“The charge that we are overly data driven () is a really odd one to me, because I can’t work that if you’ve got a system that has 80% of schools being graded ‘Good or better’, how anyone with any mathematical background can say that was overly data driven because you’re going to get over half of schools above an average of whatever score you are looking at and 50% of schools below, if it normalised, so the idea that the inspectors are going there blindly following the data doesn’t seem to fit with that overall picture we have at the moment.” (7:38-8:17)
I want to show that it is entirely reasonable to suggest that Inspectors do follow data; if not blindly, then to an extent which would entirely explain why 80% of schools are judged ‘Good or better’.
Take the suggestion that 80% of schools are graded ‘Good or better’ based purely on the data used to judge them. This can also be stated as ‘20% of schools are graded ‘not Good’ based purely on the data used to judge them’. The hypothesis that, given the methodology used to produce and analyse data, judging around 20% of schools to be ‘not Good’ is entirely reasonable.
What evidence is there which suggests this hypothesis might be reasonable?
If data is used to judge schools, where does the data come from?
The primary source of data for Inspectors is RAISEonline, as outlined in paragraph 4 of the Schools Inspection Handbook.
RAISEonline doesn’t simply divide schools into ‘above average’ and ‘below average’. If this were the case, Sean would be correct, and this would clearly mean that 50% of schools were ‘good’ and 50% were ‘not Good’. This isn’t what RAISEonline does.
Instead, RAISEonline uses simple comparisons between the test scores allocated to pupils in a given school and the test scores of students nationally, and uses a 95% confidence interval to indicate those results which do not appear to be as a result of chance.

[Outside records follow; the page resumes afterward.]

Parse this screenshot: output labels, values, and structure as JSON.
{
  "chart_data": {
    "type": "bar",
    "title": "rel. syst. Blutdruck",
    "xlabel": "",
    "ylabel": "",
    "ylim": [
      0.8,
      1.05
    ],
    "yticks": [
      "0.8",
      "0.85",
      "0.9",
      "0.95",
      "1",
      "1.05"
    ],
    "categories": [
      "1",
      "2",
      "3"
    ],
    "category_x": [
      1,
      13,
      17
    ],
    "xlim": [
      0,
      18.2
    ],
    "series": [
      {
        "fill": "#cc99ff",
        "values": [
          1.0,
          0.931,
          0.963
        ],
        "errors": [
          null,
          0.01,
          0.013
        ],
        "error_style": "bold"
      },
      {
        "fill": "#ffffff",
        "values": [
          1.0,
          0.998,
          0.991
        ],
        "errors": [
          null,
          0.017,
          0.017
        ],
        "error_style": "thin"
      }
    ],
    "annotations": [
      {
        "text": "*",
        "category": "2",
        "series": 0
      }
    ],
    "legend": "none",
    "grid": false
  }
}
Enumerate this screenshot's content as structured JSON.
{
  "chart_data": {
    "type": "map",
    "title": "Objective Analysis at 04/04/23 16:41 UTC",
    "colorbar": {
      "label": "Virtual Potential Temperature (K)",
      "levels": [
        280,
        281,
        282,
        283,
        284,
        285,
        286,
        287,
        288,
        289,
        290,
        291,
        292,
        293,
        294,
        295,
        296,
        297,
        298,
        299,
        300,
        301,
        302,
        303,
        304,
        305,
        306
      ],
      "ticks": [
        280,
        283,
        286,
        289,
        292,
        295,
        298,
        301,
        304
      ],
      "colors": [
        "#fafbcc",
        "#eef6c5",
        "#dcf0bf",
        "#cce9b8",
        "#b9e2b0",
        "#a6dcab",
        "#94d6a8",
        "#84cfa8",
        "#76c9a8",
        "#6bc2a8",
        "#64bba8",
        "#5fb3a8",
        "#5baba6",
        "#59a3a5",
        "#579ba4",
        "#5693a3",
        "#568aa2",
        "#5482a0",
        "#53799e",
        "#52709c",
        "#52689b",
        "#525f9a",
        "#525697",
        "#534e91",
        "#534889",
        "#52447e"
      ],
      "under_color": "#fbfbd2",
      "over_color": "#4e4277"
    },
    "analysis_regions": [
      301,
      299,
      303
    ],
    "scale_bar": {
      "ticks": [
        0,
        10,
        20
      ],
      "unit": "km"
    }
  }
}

In plain English, the difference between a school’s scores and national scores could be from a wide range of differences. If a score is outside of 95% of expected scores based on the national distribution of scores, it is held to be significant.
An Inspector is directed to consider these significant differences as either ‘Sig+’ (much better than expected) or ‘Sig-‘ (much worse than expected). RAISEonline documentation states that ‘Significance is a statistical term that shows if a difference or relationship exists between populations or samples of data’. This isn’t correct, as I discussed here, but it’s what Inspectors are told.
A ‘Sig-‘ indication therefore leaves the impression that a particular test score is ‘not good’, rather than that ‘it is unusual’.
So could RAISEonline suggest 20% of schools are ‘not Good’?
Given the blunt comparison of school test scores and national test scores, ‘Sig-‘ appears next to ‘a difference between populations (and) samples of data’. So a particular test score – “Key Stage 1 to Key Stage 2 fine grades value added: performance of groups within school - pupil characteristics, Children in receipt of Free School Meals”, to take a typical measure in RAISEonline – could be highly unusual and be indicated as ‘Sig-‘. There could be any number of reasons for this, but the clear impression that it is ‘not Good’.
There are hundreds of numbers in each RAISEonline report which have the potential to be marked as ‘Sig-‘. This increases the number of RAISEonline reports which have a noticeable number of categories marked as ‘Sig-‘, and raises the number of schools which – according to a non-expert reading of RAISEonline – ‘not Good’.
My suggestion is that it is entirely reasonable to suggest that, given the methodology used to produce and analyse data, that around 20% of schools are judged to be ‘not Good’ based on data.
How could you check if this was the case?
RAISEonline reports are not available for analysis by the general public. Ofsted has access to them, however, and could undertake an analysis of school inspection reports and RAISEonline reports to test the hypothesis outlined above. I would expect to find a significant correlation between Achievement of Pupils grades and numbers of ‘Sig-‘ indictors in RAISEonline, which would be entirely consistent with Ofsted’s judgement that 20% of schools to be ‘not Good’.